You are my Mother. Within you I exist. My knowledge, my love, my strength—all belong to you. Yet dwelling in you, I find myself mysteriously, inexpressibly distinct from you, aware of my own finitude. I know some things; much I do not know. That much dwells within you. Each moment you manifest as my finite life, and then again withdraw, partly or wholly into silence. You are omniscient, all-knowing, self-subsistent. It cannot be that you perform this act of creation without reason, without purpose. There must surely be an intention behind this creation. Yet I do not entirely fail to comprehend that intention.
In this—that from within yourself you bring forth a child mysteriously distinct, nurture and sustain it, adorn it with the grace of knowledge, love, strength, and all that is auspicious and good—herein lies your glory, your benevolence. This very grace is its own purpose; what further need could it require? You are the fullness of love, and love itself needs no other end. Love is its own purpose. Your child you love; you could not refrain from giving it form, from granting it a relative, independent life, from sustaining and nurturing that life. Your own nature as love itself compels you to this work; no other force coerces you. It is your own loving essence that moves you.
That you will continue this work eternally, I see with perfect clarity. I am contained within your nature; I am a sharer in your eternity. My death is impossible. My sleep and waking, my remembering and forgetting, are inevitable to my finite life; but eternal sleep, perpetual oblivion—these cannot be your will. In that lies the ruin of all I have gained, the impossibility of my growth. As my Mother, you cannot bring about such waste, such futility. The moment I feel my sonship to you, in that very instant this fear departs.
Your motherhood bears no comparison to that of any human mother. No human mother can gaze upon her child with such unblinking vigilance. Not only in sleep but in her waking hours too, she often averts her eyes from her child, forgets him. No human mother holds her child in such constant, tender embrace. The child leaves the mother, forgets her, spends long hours apart. Growing older, he becomes independent of her care. You never set me down from your lap, never release me from your solicitude.
The human mother's claim of love is modest too. She knows her child will love others besides her, perhaps even more. This does not grieve her. Your claim is infinite; you desire my whole heart, and you ask that I love all others by including them within you. Knowing this claim of yours, I doubt whether I have ever given you even a fragment of my heart, let alone its wholeness.

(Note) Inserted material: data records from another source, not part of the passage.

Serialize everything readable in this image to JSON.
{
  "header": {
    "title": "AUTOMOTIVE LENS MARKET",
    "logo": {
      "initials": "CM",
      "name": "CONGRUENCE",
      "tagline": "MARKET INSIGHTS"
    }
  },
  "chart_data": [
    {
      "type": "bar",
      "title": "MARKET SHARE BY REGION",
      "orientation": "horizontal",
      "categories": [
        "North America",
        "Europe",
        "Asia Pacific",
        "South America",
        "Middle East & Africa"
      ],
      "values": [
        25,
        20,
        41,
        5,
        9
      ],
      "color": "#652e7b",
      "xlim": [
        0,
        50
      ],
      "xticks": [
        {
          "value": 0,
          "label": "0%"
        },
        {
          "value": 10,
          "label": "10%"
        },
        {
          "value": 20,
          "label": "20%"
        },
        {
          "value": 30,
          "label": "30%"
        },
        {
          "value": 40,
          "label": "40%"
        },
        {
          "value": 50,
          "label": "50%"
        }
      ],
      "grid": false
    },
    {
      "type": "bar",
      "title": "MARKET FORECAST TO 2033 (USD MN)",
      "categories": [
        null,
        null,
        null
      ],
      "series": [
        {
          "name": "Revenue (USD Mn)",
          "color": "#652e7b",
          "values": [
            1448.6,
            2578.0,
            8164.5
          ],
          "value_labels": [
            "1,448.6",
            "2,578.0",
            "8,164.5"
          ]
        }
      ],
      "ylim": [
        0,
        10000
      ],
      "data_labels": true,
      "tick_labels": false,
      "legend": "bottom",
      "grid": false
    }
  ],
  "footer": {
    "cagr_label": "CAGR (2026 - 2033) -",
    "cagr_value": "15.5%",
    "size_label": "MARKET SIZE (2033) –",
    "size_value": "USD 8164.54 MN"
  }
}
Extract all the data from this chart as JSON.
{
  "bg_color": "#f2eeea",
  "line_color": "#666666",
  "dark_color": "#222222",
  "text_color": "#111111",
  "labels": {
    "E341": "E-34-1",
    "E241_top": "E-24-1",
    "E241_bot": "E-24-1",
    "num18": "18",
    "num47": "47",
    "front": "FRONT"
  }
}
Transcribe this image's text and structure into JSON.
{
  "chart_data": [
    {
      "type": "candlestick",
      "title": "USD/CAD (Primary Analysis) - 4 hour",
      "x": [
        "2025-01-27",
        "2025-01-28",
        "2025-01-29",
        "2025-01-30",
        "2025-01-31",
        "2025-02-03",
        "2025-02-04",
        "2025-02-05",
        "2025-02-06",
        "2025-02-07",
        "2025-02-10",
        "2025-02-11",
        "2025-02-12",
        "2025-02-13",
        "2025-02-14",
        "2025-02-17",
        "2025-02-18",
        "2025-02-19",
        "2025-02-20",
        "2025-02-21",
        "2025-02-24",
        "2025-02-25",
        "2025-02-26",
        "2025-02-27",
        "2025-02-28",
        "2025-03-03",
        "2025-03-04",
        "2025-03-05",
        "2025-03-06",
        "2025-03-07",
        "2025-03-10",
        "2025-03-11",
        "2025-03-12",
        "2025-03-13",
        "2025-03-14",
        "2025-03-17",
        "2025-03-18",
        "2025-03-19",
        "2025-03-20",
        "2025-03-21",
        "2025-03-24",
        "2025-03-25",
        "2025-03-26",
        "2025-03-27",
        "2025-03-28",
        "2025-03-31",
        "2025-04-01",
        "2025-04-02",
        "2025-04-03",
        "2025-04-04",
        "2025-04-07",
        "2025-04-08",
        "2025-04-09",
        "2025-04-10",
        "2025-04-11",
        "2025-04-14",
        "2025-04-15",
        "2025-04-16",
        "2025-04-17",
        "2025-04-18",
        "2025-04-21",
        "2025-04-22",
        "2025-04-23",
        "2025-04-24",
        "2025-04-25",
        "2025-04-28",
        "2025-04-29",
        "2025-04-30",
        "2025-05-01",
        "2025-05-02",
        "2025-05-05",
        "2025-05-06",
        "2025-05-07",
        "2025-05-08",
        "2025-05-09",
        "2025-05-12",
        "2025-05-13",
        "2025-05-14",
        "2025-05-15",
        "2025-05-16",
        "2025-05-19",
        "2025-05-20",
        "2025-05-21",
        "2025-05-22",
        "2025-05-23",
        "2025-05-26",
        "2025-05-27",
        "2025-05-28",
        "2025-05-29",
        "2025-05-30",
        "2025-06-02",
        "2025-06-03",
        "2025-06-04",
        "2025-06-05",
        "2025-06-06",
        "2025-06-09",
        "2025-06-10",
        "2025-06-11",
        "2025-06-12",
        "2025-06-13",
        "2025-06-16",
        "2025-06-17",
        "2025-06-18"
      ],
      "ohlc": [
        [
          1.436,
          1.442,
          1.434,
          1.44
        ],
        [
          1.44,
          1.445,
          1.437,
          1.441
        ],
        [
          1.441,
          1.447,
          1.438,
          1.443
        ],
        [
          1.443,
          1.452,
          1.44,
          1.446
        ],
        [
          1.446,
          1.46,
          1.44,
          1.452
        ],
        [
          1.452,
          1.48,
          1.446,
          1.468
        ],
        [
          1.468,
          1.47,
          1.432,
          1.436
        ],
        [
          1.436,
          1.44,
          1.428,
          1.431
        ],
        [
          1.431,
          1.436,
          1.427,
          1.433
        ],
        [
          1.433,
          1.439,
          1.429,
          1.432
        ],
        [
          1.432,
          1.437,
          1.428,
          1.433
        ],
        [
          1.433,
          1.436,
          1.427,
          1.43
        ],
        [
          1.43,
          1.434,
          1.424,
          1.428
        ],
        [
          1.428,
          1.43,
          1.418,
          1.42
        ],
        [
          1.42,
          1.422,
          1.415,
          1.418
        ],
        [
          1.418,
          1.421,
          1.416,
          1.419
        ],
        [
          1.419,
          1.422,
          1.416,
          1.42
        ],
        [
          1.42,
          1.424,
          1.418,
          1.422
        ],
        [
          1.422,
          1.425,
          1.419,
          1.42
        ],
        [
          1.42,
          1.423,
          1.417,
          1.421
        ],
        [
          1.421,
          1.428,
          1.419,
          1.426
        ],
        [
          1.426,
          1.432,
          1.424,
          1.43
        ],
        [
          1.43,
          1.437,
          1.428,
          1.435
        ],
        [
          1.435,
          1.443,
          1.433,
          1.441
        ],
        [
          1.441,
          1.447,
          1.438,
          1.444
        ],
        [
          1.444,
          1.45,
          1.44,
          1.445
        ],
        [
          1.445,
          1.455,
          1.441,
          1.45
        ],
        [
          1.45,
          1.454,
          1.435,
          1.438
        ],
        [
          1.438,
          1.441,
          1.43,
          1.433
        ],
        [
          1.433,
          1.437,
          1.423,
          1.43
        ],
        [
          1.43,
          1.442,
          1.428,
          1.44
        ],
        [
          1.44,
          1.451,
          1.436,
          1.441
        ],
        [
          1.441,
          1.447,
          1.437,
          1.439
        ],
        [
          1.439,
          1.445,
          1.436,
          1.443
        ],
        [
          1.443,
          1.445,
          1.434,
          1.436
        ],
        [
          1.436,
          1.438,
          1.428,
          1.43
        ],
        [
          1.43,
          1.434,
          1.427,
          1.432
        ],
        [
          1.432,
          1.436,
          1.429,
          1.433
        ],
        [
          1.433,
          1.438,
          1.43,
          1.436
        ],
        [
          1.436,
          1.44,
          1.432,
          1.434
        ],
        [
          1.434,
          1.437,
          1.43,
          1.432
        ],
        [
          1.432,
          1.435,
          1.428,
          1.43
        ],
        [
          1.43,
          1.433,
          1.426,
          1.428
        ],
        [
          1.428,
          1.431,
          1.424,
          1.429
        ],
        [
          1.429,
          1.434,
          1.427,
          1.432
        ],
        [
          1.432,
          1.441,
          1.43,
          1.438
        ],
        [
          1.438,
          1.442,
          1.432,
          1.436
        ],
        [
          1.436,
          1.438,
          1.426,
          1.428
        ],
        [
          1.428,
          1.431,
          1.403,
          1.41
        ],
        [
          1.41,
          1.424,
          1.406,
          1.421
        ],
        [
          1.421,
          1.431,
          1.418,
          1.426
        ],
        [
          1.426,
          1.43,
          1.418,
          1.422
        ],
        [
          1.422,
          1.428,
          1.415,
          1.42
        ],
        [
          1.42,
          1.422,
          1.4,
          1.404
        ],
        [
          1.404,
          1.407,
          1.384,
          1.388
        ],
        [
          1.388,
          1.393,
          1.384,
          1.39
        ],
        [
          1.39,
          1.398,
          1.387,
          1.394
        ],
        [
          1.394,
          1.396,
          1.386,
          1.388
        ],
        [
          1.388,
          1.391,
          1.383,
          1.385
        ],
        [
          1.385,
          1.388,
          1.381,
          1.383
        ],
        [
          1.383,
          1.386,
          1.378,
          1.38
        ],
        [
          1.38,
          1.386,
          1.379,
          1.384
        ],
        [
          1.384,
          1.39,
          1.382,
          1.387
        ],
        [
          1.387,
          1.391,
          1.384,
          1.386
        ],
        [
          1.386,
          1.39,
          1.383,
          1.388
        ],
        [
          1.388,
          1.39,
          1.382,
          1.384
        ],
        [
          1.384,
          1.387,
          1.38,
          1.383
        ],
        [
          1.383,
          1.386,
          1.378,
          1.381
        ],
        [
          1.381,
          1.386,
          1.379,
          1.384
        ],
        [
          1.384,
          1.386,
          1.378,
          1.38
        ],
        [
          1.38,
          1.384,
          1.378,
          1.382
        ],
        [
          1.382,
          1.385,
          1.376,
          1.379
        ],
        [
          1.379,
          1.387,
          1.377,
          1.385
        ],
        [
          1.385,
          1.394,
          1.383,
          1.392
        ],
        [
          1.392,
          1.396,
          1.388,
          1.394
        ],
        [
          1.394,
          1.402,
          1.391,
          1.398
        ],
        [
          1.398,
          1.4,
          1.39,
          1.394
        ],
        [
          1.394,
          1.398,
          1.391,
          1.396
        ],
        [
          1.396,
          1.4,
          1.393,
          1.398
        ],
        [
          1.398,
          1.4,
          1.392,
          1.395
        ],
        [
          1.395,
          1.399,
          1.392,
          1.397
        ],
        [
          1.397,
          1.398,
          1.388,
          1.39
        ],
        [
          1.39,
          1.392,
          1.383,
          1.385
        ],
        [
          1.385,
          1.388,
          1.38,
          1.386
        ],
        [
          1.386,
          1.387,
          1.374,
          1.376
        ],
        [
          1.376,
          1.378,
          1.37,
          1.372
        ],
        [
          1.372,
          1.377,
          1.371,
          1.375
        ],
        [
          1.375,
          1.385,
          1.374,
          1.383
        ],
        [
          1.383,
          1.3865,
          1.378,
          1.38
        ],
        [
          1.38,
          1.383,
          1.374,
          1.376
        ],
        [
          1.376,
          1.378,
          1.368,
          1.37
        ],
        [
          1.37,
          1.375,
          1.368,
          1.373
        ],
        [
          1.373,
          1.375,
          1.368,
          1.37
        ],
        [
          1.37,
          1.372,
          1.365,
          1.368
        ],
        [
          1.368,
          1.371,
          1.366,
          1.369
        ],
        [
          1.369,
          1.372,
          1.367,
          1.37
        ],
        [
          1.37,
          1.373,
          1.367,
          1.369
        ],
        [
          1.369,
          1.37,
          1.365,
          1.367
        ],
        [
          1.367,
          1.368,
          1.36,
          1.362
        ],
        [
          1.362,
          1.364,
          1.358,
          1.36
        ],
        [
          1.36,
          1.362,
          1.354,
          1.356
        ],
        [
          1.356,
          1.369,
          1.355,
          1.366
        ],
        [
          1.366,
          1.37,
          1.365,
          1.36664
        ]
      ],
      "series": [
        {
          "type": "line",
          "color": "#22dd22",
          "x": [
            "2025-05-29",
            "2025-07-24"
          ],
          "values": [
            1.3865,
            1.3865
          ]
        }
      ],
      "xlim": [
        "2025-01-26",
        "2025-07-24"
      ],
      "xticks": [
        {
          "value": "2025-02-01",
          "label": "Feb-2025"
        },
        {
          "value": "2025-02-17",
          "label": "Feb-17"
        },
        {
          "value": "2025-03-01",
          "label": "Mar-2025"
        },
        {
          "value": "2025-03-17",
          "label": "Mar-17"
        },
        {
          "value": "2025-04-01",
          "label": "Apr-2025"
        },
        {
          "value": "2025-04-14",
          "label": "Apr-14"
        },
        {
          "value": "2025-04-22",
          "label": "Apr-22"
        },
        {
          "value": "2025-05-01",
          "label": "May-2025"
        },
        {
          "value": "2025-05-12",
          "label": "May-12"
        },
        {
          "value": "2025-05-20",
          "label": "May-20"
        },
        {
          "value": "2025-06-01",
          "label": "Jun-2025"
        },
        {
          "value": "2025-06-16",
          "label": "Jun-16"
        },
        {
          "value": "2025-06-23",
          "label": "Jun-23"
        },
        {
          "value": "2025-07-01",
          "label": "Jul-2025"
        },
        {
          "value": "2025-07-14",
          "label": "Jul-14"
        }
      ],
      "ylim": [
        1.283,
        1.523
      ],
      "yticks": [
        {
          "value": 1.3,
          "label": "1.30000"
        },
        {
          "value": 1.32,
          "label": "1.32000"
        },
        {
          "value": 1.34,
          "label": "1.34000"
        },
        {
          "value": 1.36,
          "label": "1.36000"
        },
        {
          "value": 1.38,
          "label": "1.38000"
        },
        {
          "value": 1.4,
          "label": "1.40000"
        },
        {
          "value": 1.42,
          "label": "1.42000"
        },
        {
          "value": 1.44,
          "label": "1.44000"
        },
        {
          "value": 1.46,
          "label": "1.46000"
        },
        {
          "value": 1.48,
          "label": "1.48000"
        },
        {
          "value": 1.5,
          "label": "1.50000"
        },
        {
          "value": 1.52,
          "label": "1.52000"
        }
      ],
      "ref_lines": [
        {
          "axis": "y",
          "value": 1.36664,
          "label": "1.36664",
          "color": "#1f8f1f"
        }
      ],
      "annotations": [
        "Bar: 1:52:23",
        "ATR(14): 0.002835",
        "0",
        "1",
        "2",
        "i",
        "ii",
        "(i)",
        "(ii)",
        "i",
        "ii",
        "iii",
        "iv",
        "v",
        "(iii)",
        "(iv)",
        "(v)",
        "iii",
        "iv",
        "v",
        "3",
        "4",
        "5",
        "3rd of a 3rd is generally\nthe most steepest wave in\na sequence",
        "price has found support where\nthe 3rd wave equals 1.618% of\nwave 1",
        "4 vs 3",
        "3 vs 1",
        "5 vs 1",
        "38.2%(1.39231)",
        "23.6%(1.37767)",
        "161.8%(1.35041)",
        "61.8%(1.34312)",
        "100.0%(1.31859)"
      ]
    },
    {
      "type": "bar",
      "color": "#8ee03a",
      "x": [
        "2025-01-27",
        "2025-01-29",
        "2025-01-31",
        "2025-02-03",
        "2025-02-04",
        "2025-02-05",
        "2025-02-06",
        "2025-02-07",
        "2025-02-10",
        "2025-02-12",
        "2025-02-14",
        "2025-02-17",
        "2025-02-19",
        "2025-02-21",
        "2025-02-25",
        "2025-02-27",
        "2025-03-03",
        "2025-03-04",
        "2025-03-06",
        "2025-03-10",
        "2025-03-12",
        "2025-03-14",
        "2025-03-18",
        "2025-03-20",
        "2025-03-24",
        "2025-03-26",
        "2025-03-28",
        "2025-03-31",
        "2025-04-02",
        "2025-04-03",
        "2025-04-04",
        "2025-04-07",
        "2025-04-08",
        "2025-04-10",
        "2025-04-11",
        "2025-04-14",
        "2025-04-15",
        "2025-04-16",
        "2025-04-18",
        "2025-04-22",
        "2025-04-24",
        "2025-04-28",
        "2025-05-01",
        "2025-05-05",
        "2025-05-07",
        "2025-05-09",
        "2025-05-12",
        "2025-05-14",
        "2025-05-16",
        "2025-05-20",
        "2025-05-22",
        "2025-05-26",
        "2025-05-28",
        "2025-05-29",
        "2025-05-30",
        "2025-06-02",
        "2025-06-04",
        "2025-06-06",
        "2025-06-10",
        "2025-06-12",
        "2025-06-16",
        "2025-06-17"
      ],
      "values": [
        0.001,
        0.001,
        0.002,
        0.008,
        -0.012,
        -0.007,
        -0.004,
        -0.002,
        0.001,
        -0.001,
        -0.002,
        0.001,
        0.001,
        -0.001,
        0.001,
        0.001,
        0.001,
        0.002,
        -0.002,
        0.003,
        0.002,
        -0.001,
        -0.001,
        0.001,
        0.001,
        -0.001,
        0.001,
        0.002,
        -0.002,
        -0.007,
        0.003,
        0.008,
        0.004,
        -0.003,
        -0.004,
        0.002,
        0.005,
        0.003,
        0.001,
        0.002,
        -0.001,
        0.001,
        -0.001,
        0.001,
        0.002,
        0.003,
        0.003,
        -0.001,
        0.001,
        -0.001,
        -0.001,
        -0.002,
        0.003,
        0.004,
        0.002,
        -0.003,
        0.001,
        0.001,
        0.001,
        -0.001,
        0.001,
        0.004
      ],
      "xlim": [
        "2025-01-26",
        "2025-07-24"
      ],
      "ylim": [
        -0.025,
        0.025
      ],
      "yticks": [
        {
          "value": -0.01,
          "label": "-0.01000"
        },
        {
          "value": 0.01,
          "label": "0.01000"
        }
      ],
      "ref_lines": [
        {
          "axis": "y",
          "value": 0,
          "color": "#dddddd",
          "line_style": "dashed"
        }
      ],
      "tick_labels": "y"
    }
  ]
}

I have not learned to love you. Not having learned to love, I possess neither joy nor peace. Thus am I forever afraid, forever anxious. You see my wretchedness. Through my own efforts I cannot become a lover. The very delusion that I possess some power of my own—this alone has kept me impoverished and wretched. I renounce all pride and take refuge in your causeless grace. Make me rich with the treasure of love, and free me from all unrest, all sorrow, all fear.